Of course, it's just a small part of the society who is doing circus. But for example, in Afghanistan, it gives children from IDPs (Internally Displaced People) the chance to visit a normal school. They pick them up from the camps and bring them to normal school and after that, to the circus. They train, get lunch and then they go home. It helps them to structure their lives because in these huge refugee camps it’s pretty hard to concentrate. Many families live with many people under one roof or even in one room. It's hard to concentrate in those circumstances.
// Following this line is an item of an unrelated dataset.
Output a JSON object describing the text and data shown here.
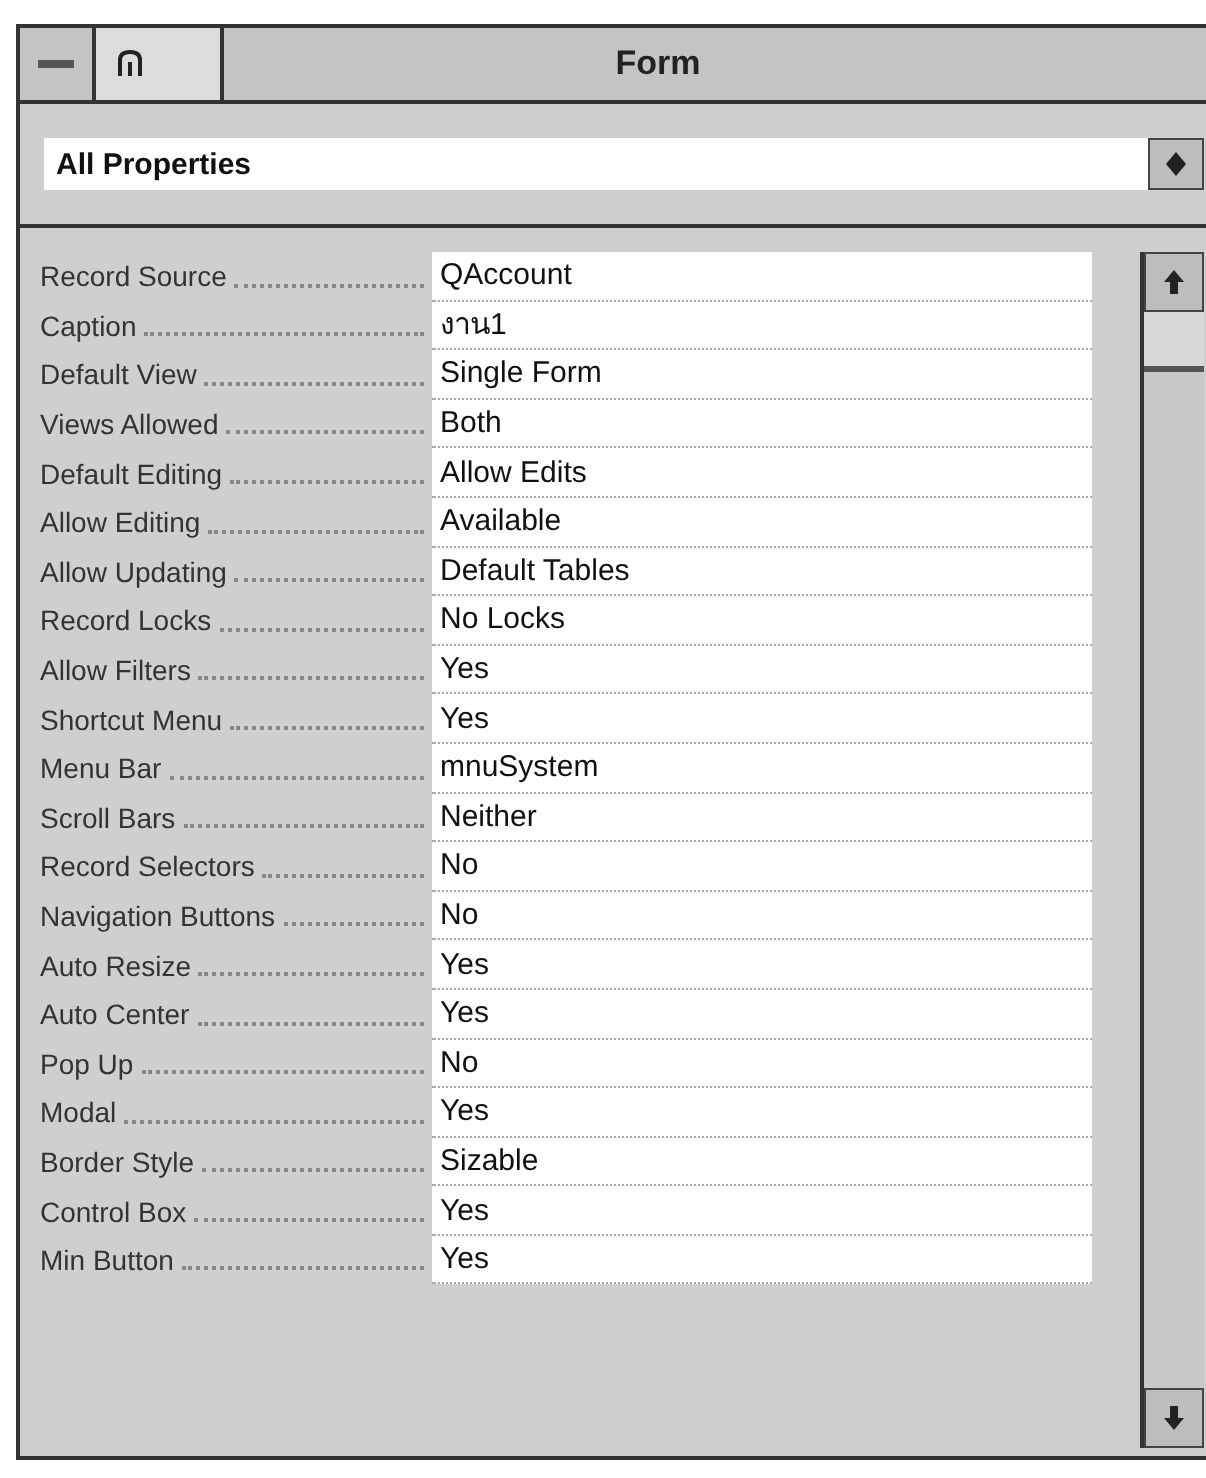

In Iran, it’s a traditional family circus. Khalil Oghab, the founder, called the ‘Hercules of Persia’, worked on bazaars and circuses around Iran. Later, he went to Italy and England and in 1993, he packed more than thirty trucks full of animals and artists to open up a circus in Iran, right after the revolution and the war. Since then, many international and national artists from different ethnicities have worked together. Except for women, because in Iran, it’s a law that women aren't allowed to perform in front of an audience.
The wife of one of the artists trained anyways every night on the rope to go to a Turkish circus with her husband someday in the future. Now, they have shows in the morning and shows in the evening. The ones in the morning are for schoolchildren, which is amazing. The girls and boys are, of course, separated. The boys are sitting quiet and shy on their chairs, but the girls are dancing and screaming. And nobody forbids them, which is amazing.